This extended example shows how p-values can be used. The structure follows a scientific method to emphasize the underlying structure to research.
The Research Question
A school zone with crossing guard in Oakland, CA (1943). Photo courtesy the Library of Congress. |
The research question is a question that frames your interest in broad terms. It ends in a question mark and should be interesting to someone. For this example, the student (Captain Kirk) was completing an assignment for me. The interest was higher than expected.
Do people tend to slow down for the school zone?
North of our campus, there is an elementary school on Washington Street. The school zone has a speed limit of 30 mph, even when children are not present. It is located in a 35mph zone. As a police officer, Kirk had access to his own, personal radar gun, so getting the speeds was not a problem for him.
What was a problem, however, was making sure that Kirk’s presence did not influence the behavior of the drivers. For some reason, even someone without a uniform, slows people down when holding a radar gun. Also, a middle-aged man hiding in a bush near an elementary street may create its own set of issues.
To avoid these issues, Kirk decided to park his car along a side street near the school. This kept him hidden. It also allowed him to get speed measurements. We tested the accuracy of his radar gun and found that he was accurate to within 0.50 mph.
Note all of the work we had to do to make sure the measurements were representative of the population. This shows the importance — and difficulty — of planning.
The Research Hypothesis
The research hypothesis is a proposed answer to the research question. From experience, we decided that the answer would be that fewer than half of the drivers would slow down for the school zone. In symbols, the research hypothesis is
p < 0.500
The population parameter is p, the population proportion of people. The (in)equality sign is “fewer than.” The hypothesized value is 50%. Thus, we believe that the proportion of people who will slow down for the school zone is less than 50%. (Personally, I think it will be around 5%, but I am cynical.)
Remember: The research hypothesis is what the scientist cares about… the only thing. However, because of probability and the randomness of life, statisticians need two other hypotheses: the null and the alternative. From Table 1 in the p-values mini-lecture,
H0 : p ≥ 0.500
The alternative hypothesis is either the research hypothesis or its opposite. If there is an equals part to the research hypothesis, then the alternative hypothesis is the opposite of the research hypothesis. If there is no equals part, then the alternative hypothesis is the research hypothesis. Thus, for this example,
H1 : p < 0.500
Planning
Automobiles at the Cadillac Ranch (2013). Photo courtesy Carol M. Highsmith and the Library of Congress. |
Now that we have our hypotheses and a better understanding of the processes involved in creating the data, we can explicitly write our plan, which allows others to replicate our work.
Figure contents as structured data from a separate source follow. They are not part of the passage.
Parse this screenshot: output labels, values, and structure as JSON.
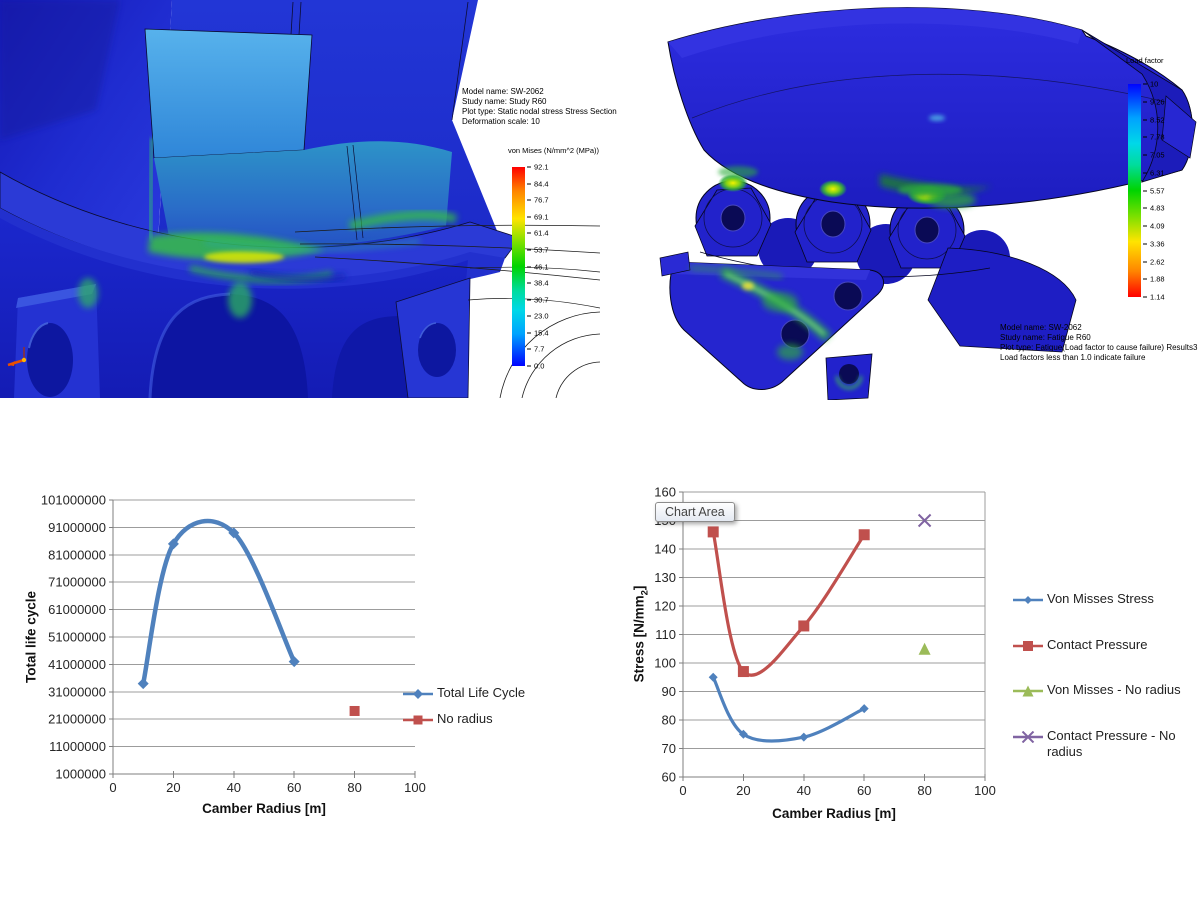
{
  "fea_left": {
    "info_lines": [
      "Model name: SW-2062",
      "Study name: Study R60",
      "Plot type: Static nodal stress Stress Section",
      "Deformation scale: 10"
    ],
    "legend_title": "von Mises (N/mm^2 (MPa))",
    "legend_ticks": [
      "92.1",
      "84.4",
      "76.7",
      "69.1",
      "61.4",
      "53.7",
      "46.1",
      "38.4",
      "30.7",
      "23.0",
      "15.4",
      "7.7",
      "0.0"
    ]
  },
  "fea_right": {
    "info_lines": [
      "Model name: SW-2062",
      "Study name: Fatigue R60",
      "Plot type: Fatigue(Load factor to cause failure) Results3",
      "Load factors less than 1.0 indicate failure"
    ],
    "legend_title": "Load factor",
    "legend_ticks": [
      "10",
      "9.26",
      "8.52",
      "7.78",
      "7.05",
      "6.31",
      "5.57",
      "4.83",
      "4.09",
      "3.36",
      "2.62",
      "1.88",
      "1.14"
    ]
  },
  "colors": {
    "fea_body_blue": "#2222cc",
    "stress_green": "#35c23f",
    "stress_yellow": "#e8e800",
    "excel_blue": "#4F81BD",
    "excel_red": "#C0504D",
    "excel_green": "#9BBB59",
    "excel_purple": "#8064A2"
  },
  "chart_data": [
    {
      "type": "line",
      "title": "",
      "xlabel": "Camber Radius [m]",
      "ylabel": "Total life cycle",
      "xlim": [
        0,
        100
      ],
      "ylim": [
        1000000,
        101000000
      ],
      "x_ticks": [
        "0",
        "20",
        "40",
        "60",
        "80",
        "100"
      ],
      "y_ticks": [
        "101000000",
        "91000000",
        "81000000",
        "71000000",
        "61000000",
        "51000000",
        "41000000",
        "31000000",
        "21000000",
        "11000000",
        "1000000"
      ],
      "grid": "horizontal",
      "legend_position": "right-inside",
      "series": [
        {
          "name": "Total Life Cycle",
          "color": "#4F81BD",
          "marker": "diamond",
          "smooth": true,
          "points": [
            [
              10,
              34000000
            ],
            [
              20,
              85000000
            ],
            [
              40,
              89000000
            ],
            [
              60,
              42000000
            ]
          ]
        },
        {
          "name": "No radius",
          "color": "#C0504D",
          "marker": "square",
          "smooth": false,
          "points": [
            [
              80,
              24000000
            ]
          ]
        }
      ]
    },
    {
      "type": "line",
      "title": "",
      "xlabel": "Camber Radius [m]",
      "ylabel": "Stress [N/mm2]",
      "ylabel_parts": [
        "Stress [N/mm",
        "2",
        "]"
      ],
      "xlim": [
        0,
        100
      ],
      "ylim": [
        60,
        160
      ],
      "x_ticks": [
        "0",
        "20",
        "40",
        "60",
        "80",
        "100"
      ],
      "y_ticks": [
        "160",
        "150",
        "140",
        "130",
        "120",
        "110",
        "100",
        "90",
        "80",
        "70",
        "60"
      ],
      "grid": "horizontal",
      "legend_position": "right-outside",
      "tooltip": "Chart Area",
      "series": [
        {
          "name": "Von Misses Stress",
          "color": "#4F81BD",
          "marker": "diamond",
          "smooth": true,
          "points": [
            [
              10,
              95
            ],
            [
              20,
              75
            ],
            [
              40,
              74
            ],
            [
              60,
              84
            ]
          ]
        },
        {
          "name": "Contact Pressure",
          "color": "#C0504D",
          "marker": "square",
          "smooth": true,
          "points": [
            [
              10,
              146
            ],
            [
              20,
              97
            ],
            [
              40,
              113
            ],
            [
              60,
              145
            ]
          ]
        },
        {
          "name": "Von Misses - No radius",
          "color": "#9BBB59",
          "marker": "triangle",
          "smooth": false,
          "points": [
            [
              80,
              105
            ]
          ]
        },
        {
          "name": "Contact Pressure - No radius",
          "color": "#8064A2",
          "marker": "x",
          "smooth": false,
          "points": [
            [
              80,
              150
            ]
          ]
        }
      ]
    }
  ]
}
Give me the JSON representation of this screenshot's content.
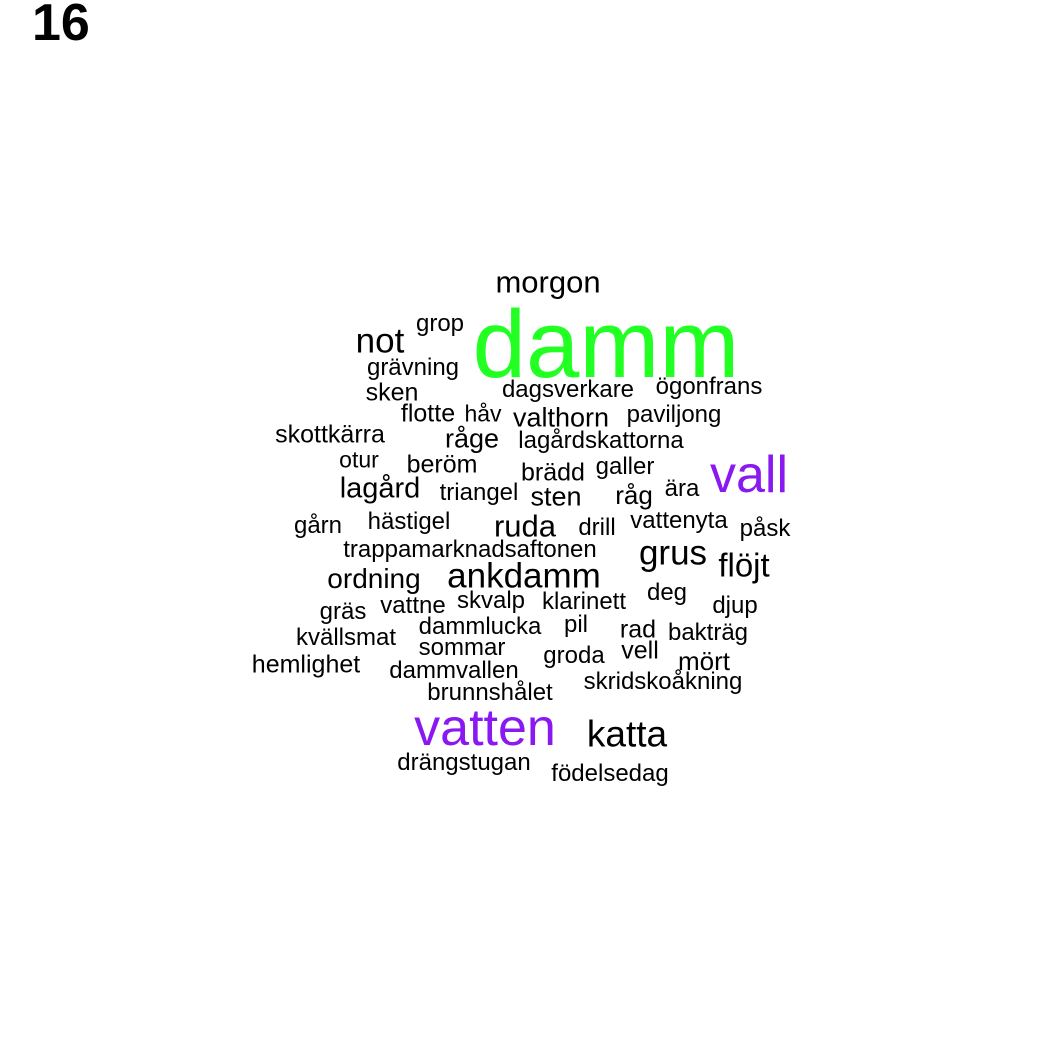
{
  "panel_label": "16",
  "colors": {
    "default": "#000000",
    "green": "#22ff22",
    "purple": "#8a18f0"
  },
  "words": [
    {
      "text": "damm",
      "color": "green"
    },
    {
      "text": "vall",
      "color": "purple"
    },
    {
      "text": "vatten",
      "color": "purple"
    },
    {
      "text": "morgon"
    },
    {
      "text": "not"
    },
    {
      "text": "grop"
    },
    {
      "text": "grävning"
    },
    {
      "text": "sken"
    },
    {
      "text": "dagsverkare"
    },
    {
      "text": "ögonfrans"
    },
    {
      "text": "flotte"
    },
    {
      "text": "håv"
    },
    {
      "text": "valthorn"
    },
    {
      "text": "paviljong"
    },
    {
      "text": "skottkärra"
    },
    {
      "text": "råge"
    },
    {
      "text": "lagårdskattorna"
    },
    {
      "text": "otur"
    },
    {
      "text": "beröm"
    },
    {
      "text": "brädd"
    },
    {
      "text": "galler"
    },
    {
      "text": "lagård"
    },
    {
      "text": "triangel"
    },
    {
      "text": "sten"
    },
    {
      "text": "råg"
    },
    {
      "text": "ära"
    },
    {
      "text": "gårn"
    },
    {
      "text": "hästigel"
    },
    {
      "text": "ruda"
    },
    {
      "text": "drill"
    },
    {
      "text": "vattenyta"
    },
    {
      "text": "påsk"
    },
    {
      "text": "trappamarknadsaftonen"
    },
    {
      "text": "grus"
    },
    {
      "text": "flöjt"
    },
    {
      "text": "ordning"
    },
    {
      "text": "ankdamm"
    },
    {
      "text": "deg"
    },
    {
      "text": "gräs"
    },
    {
      "text": "vattne"
    },
    {
      "text": "skvalp"
    },
    {
      "text": "klarinett"
    },
    {
      "text": "djup"
    },
    {
      "text": "kvällsmat"
    },
    {
      "text": "dammlucka"
    },
    {
      "text": "pil"
    },
    {
      "text": "rad"
    },
    {
      "text": "bakträg"
    },
    {
      "text": "sommar"
    },
    {
      "text": "vell"
    },
    {
      "text": "hemlighet"
    },
    {
      "text": "groda"
    },
    {
      "text": "mört"
    },
    {
      "text": "dammvallen"
    },
    {
      "text": "skridskoåkning"
    },
    {
      "text": "brunnshålet"
    },
    {
      "text": "katta"
    },
    {
      "text": "drängstugan"
    },
    {
      "text": "födelsedag"
    }
  ]
}
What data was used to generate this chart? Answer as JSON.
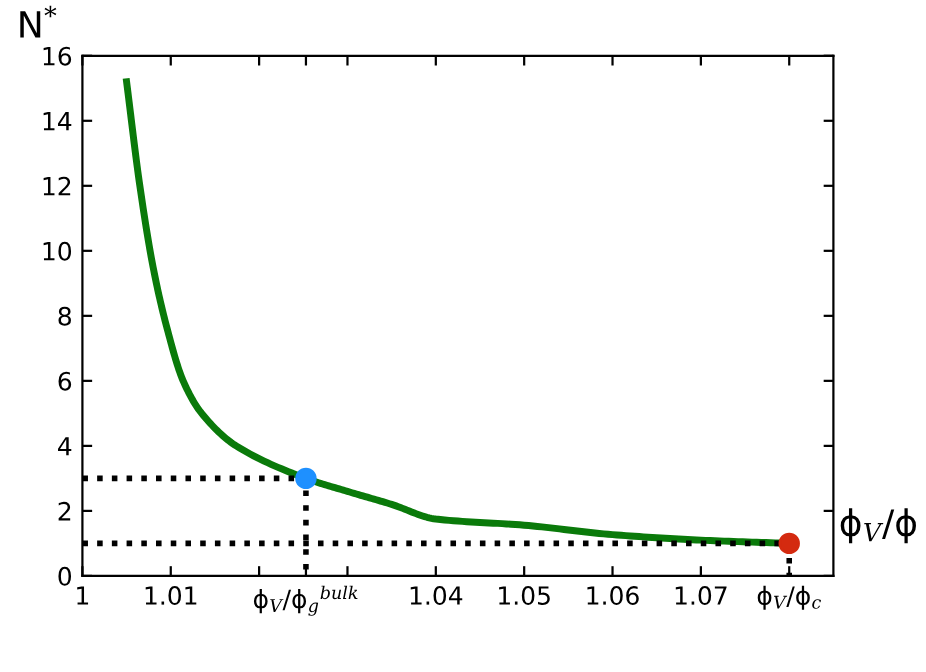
{
  "chart_data": {
    "type": "line",
    "xlabel": "ϕ$_{V}$/ϕ",
    "ylabel": "N$^{*}$",
    "xlim": [
      1,
      1.085
    ],
    "ylim": [
      0,
      16
    ],
    "xticks": [
      1,
      1.01,
      {
        "value": 1.02,
        "label": null
      },
      {
        "value": 1.0253,
        "label": "ϕ$_{V}$/ϕ$_{g}$$^{bulk}$"
      },
      {
        "value": 1.03,
        "label": null
      },
      1.04,
      1.05,
      1.06,
      1.07,
      {
        "value": 1.08,
        "label": "ϕ$_{V}$/ϕ$_{c}$"
      }
    ],
    "yticks": [
      0,
      2,
      4,
      6,
      8,
      10,
      12,
      14,
      16
    ],
    "grid": false,
    "legend": false,
    "series": [
      {
        "color": "#0a7a0a",
        "line_style": "solid",
        "marker": "none",
        "x": [
          1.005,
          1.0065,
          1.008,
          1.0095,
          1.0114,
          1.0135,
          1.0174,
          1.0253,
          1.03,
          1.035,
          1.04,
          1.05,
          1.06,
          1.07,
          1.08
        ],
        "values": [
          15.2,
          12,
          9.5,
          7.7,
          6,
          5,
          4,
          3,
          2.6,
          2.2,
          1.75,
          1.56,
          1.27,
          1.1,
          1.0
        ]
      },
      {
        "type": "line",
        "color": "#000000",
        "line_style": "dotted",
        "marker": "none",
        "x": [
          1,
          1.0253,
          1.0253
        ],
        "values": [
          3,
          3,
          0
        ]
      },
      {
        "type": "line",
        "color": "#000000",
        "line_style": "dotted",
        "marker": "none",
        "x": [
          1,
          1.08,
          1.08
        ],
        "values": [
          1,
          1,
          0
        ]
      },
      {
        "type": "scatter",
        "color": "#1e90ff",
        "marker": "circle",
        "x": [
          1.0253
        ],
        "values": [
          3
        ]
      },
      {
        "type": "scatter",
        "color": "#d42a10",
        "marker": "circle",
        "x": [
          1.08
        ],
        "values": [
          1
        ]
      }
    ]
  }
}
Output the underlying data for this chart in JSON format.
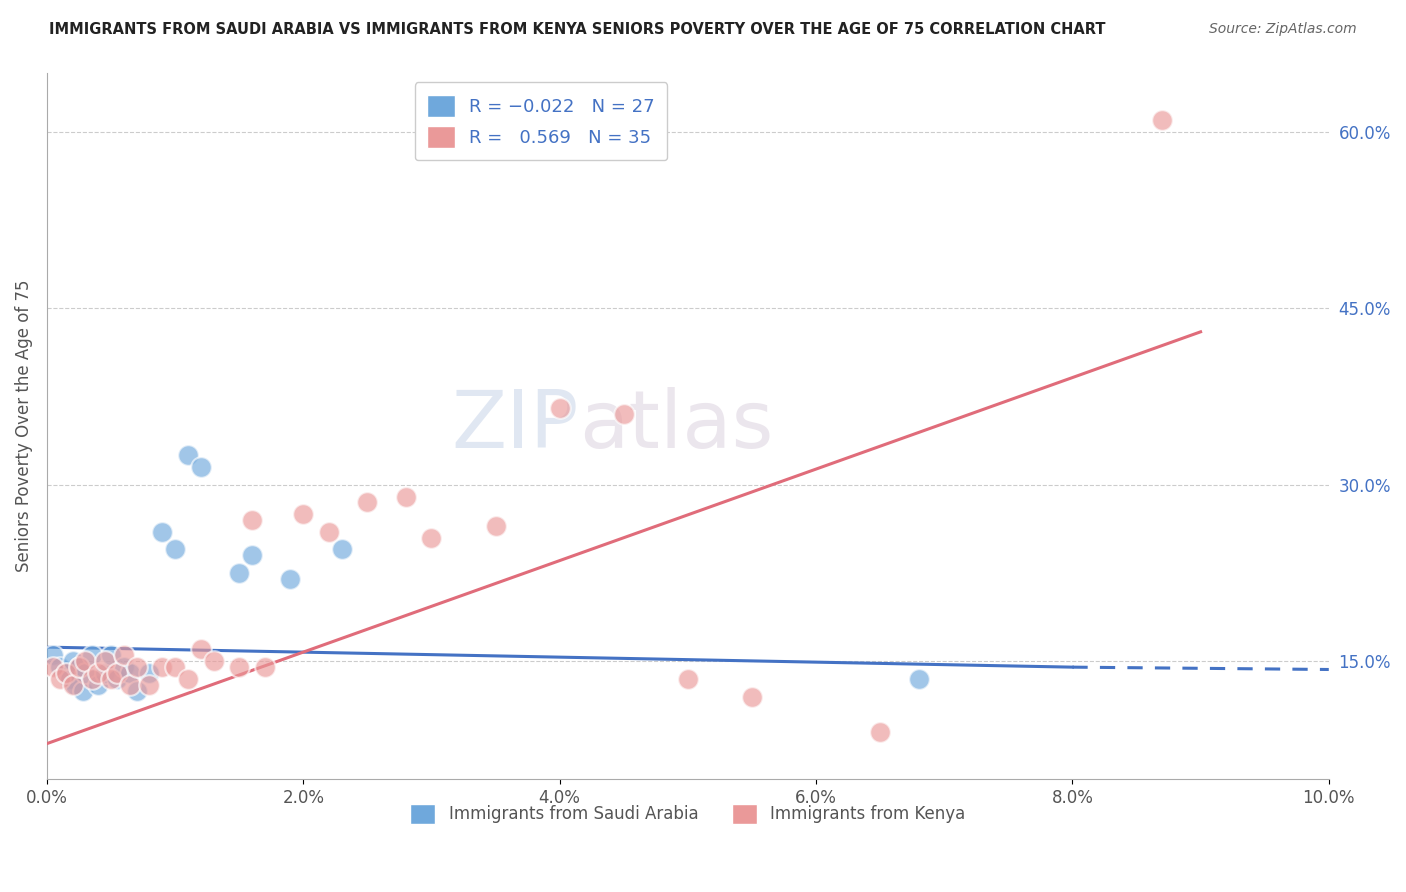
{
  "title": "IMMIGRANTS FROM SAUDI ARABIA VS IMMIGRANTS FROM KENYA SENIORS POVERTY OVER THE AGE OF 75 CORRELATION CHART",
  "source": "Source: ZipAtlas.com",
  "ylabel": "Seniors Poverty Over the Age of 75",
  "xlabel_ticks": [
    "0.0%",
    "2.0%",
    "4.0%",
    "6.0%",
    "8.0%",
    "10.0%"
  ],
  "xlabel_vals": [
    0.0,
    2.0,
    4.0,
    6.0,
    8.0,
    10.0
  ],
  "ylabel_ticks_right": [
    "15.0%",
    "30.0%",
    "45.0%",
    "60.0%"
  ],
  "ylabel_vals_right": [
    15.0,
    30.0,
    45.0,
    60.0
  ],
  "xlim": [
    0.0,
    10.0
  ],
  "ylim": [
    5.0,
    65.0
  ],
  "saudi_color": "#6fa8dc",
  "kenya_color": "#ea9999",
  "saudi_line_color": "#4472c4",
  "kenya_line_color": "#e06c7a",
  "background_color": "#ffffff",
  "watermark_zip": "ZIP",
  "watermark_atlas": "atlas",
  "saudi_x": [
    0.05,
    0.1,
    0.15,
    0.18,
    0.2,
    0.22,
    0.25,
    0.28,
    0.3,
    0.35,
    0.4,
    0.45,
    0.5,
    0.55,
    0.6,
    0.65,
    0.7,
    0.8,
    0.9,
    1.0,
    1.1,
    1.2,
    1.5,
    1.6,
    1.9,
    2.3,
    6.8
  ],
  "saudi_y": [
    15.5,
    14.5,
    14.0,
    13.5,
    15.0,
    13.0,
    14.5,
    12.5,
    14.0,
    15.5,
    13.0,
    14.0,
    15.5,
    13.5,
    14.5,
    14.0,
    12.5,
    14.0,
    26.0,
    24.5,
    32.5,
    31.5,
    22.5,
    24.0,
    22.0,
    24.5,
    13.5
  ],
  "kenya_x": [
    0.05,
    0.1,
    0.15,
    0.2,
    0.25,
    0.3,
    0.35,
    0.4,
    0.45,
    0.5,
    0.55,
    0.6,
    0.65,
    0.7,
    0.8,
    0.9,
    1.0,
    1.1,
    1.2,
    1.3,
    1.5,
    1.6,
    1.7,
    2.0,
    2.2,
    2.5,
    2.8,
    3.0,
    3.5,
    4.0,
    4.5,
    5.0,
    5.5,
    6.5,
    8.7
  ],
  "kenya_y": [
    14.5,
    13.5,
    14.0,
    13.0,
    14.5,
    15.0,
    13.5,
    14.0,
    15.0,
    13.5,
    14.0,
    15.5,
    13.0,
    14.5,
    13.0,
    14.5,
    14.5,
    13.5,
    16.0,
    15.0,
    14.5,
    27.0,
    14.5,
    27.5,
    26.0,
    28.5,
    29.0,
    25.5,
    26.5,
    36.5,
    36.0,
    13.5,
    12.0,
    9.0,
    61.0
  ],
  "saudi_line_x0": 0.0,
  "saudi_line_y0": 16.2,
  "saudi_line_x1": 8.0,
  "saudi_line_y1": 14.5,
  "saudi_dash_x0": 8.0,
  "saudi_dash_y0": 14.5,
  "saudi_dash_x1": 10.0,
  "saudi_dash_y1": 14.3,
  "kenya_line_x0": 0.0,
  "kenya_line_y0": 8.0,
  "kenya_line_x1": 9.0,
  "kenya_line_y1": 43.0
}
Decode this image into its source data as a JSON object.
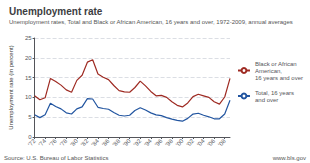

- Select a random day of the week.
- Select three time periods (one hour each) during that day.
- Park the car as discussed and measure how many cars reduce their speed to 30mph or less when they enter the school zone.
- Repeat these three steps until at least 1000 cars are measured.
The second aspect of planning is planning the analysis. Here, it will be straight forward. We need to draw a conclusion about a single population based on a proportion. The correct test is the one-sample proportion test.
Execute the Plan
Now that we have a plan, we just need to execute it.
The student collected all of the data. Throughout it all, he kept aware of the data and thought of ways of extending the analysis (see next week). However, for this null hypothesis, he found that 21 of the 1045 cars reduced their speed to 30mph or less. He also found that only 54 out of the 1045 cars reduced their speed at all.
Analyze the Data
Unfortunately, Excel does not offer this function in the basic distribution. So, you will need to do these calculations “by hand” in Excel.
Interpret the Results
According to our calculations, the p-value is essentially 0. (The test statistic is a whopping -31.03!!.) As the p-value is less than our α=0.05, we reject the null hypothesis and conclude that the alternative is correct. In other words, we conclude that the proportion of people who slow down for this school zone is less than 50%.
Go Beyond the Yes/No
Alright, it’s cool that we know the proportion of people slowing down at this school zone is less than 50%. But, it would be interesting to know how many actually do slow down. This question requires us to calculate a confidence interval for p.
With any program, not only do we conclude that the proportion of drivers who slow down for the school zone is less than 50%, we are 95% confident that the (population) proportion is between 1.16 and 2.86%.
The Conclusion
It may help for you to see the entire conclusion written up. While this course does not require you to write these lengthy conclusions, you may gain from seeing how everything merges together in a final explanation.
We would like to test if at least half of the drivers tended to slow down for the school zone on Washington Street for Will Rogers Elementary School. To test this, we used a radar gun and the camouflage of a parked car to determine how many did so at various times during the week. Of the 1045 cars we measured, only 21 slowed down to the posted speed limit.
To test the hypothesis, we performed a one-sample proportions test. According to that test, fewer than half of the drivers slowed down for the school zone (p < 0.0001). In fact, a 95% confidence interval for the proportion of cars that did slow down to 30mph is from 1.16 to 2.86%.
This example showed how the last two weeks fit together to give us usable information about reality based on a sample. Here, we were able to estimate the proportion of drivers who slow down for the school zone outside Will Rogers Elementary School.
The next step is for a policy analyst to devise a method for increasing the slow-down rate. Once that plan is in place, we return and collect more data. We then compare the slow-down rates from before the implementation with those after. That comparison requires methods from next week.
And that is it. These two examples covered some additional aspects of hypothesis testing. They both started with the research question, and continued through the scientific method, ending with the actual conclusions we could draw based on the data we carefully collected.